In May 1605 Arnold Lulls was paid £1,550 and Jacobson was paid £980 for jewels set with diamonds and two dozen buttons given to Anne of Denmark at the baptism of her daughter Princess Mary.

He supplied Anne of Denmark with a jewel worth £400 as a New Year's Day gift to Princess Elizabeth for January 1607. In June 1607 he supplied a "jewel like a rose of diamonds with great pendant pearls" valued at £2200 as one of King James' gifts to the Prince Joinville, brother of the Duke of Guise, who was visiting England. Jacobson bought a great diamond from the East India Company in March 1614 for £535. In 1620 he was an investor or "adventurer" in the Virginia Company.

In 1624 Lionel Cranfield, the Lord Treasurer, appointed Philip Jacobson as a goldsmith to the king, noting that a predecessor George Heriot was dead and two other royal goldsmiths John Spilman and William Herrick rarely did any work for the crown. He made two "picture-cases" or miniature cases for King James and a hat-band set with 37 diamonds, and a diamond ring for Charles I, for which he was paid £2380 in 1627. Jacobson gave a pair of gloves to Charles I as a New Year's Day gift in 1627.

In June 1629, King Charles appointed Jacobson and the goldsmiths James Heriot, Thomas Simpson, and William Tirrey to appraise crown jewels selected for sale by Francis Cottington, James Maxwell, and George Bingley. The jewels to be valued included Anne of Denmark's jewelled circlet, and two pearls from the Mirror of Great Britain.
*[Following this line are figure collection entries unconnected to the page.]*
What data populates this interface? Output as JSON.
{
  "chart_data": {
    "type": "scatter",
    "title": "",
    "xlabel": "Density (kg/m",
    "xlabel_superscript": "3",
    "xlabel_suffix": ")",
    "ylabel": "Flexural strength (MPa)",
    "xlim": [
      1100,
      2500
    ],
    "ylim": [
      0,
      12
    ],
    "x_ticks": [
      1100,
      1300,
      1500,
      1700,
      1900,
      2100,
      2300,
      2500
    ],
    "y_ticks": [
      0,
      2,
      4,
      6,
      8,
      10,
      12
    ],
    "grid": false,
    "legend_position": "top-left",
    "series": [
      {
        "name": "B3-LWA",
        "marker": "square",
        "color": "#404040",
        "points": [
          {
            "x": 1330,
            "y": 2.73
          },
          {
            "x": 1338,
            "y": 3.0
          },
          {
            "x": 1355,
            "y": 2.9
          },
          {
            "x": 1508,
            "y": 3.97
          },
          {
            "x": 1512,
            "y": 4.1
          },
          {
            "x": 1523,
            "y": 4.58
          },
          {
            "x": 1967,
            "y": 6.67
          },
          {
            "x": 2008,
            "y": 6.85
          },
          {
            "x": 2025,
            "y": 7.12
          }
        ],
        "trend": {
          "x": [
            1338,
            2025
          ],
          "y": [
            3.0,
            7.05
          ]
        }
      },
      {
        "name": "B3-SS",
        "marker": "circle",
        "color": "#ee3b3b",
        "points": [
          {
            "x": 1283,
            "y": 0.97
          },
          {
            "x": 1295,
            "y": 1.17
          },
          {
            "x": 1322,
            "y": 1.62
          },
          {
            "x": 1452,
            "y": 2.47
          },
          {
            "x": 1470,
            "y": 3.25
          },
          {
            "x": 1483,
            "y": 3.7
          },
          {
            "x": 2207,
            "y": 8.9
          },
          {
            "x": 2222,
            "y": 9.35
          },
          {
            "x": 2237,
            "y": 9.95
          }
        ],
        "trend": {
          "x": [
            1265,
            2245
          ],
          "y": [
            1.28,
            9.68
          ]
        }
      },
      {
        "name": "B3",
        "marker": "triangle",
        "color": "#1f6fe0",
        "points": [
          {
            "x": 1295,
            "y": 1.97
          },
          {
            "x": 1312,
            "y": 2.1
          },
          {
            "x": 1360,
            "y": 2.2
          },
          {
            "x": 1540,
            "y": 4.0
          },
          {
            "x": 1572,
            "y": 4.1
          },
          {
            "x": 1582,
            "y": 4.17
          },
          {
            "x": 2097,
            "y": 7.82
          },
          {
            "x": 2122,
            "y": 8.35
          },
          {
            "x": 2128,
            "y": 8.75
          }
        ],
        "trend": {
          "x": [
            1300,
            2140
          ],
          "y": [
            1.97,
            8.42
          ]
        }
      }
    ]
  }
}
The final selection, including Anne of Denmark's diamond and ruby double or Lorraine cross priced at £300, was valued at £3000 and William Tirrey was appointed to manage the sale.

== Family ==
Philip Jacobson married Elizabeth, a daughter of John van Soldt. They had seven children. His widow became the owner of recently enclosed lands in the former Forest of Braydon, which her husband had accepted for a royal debt.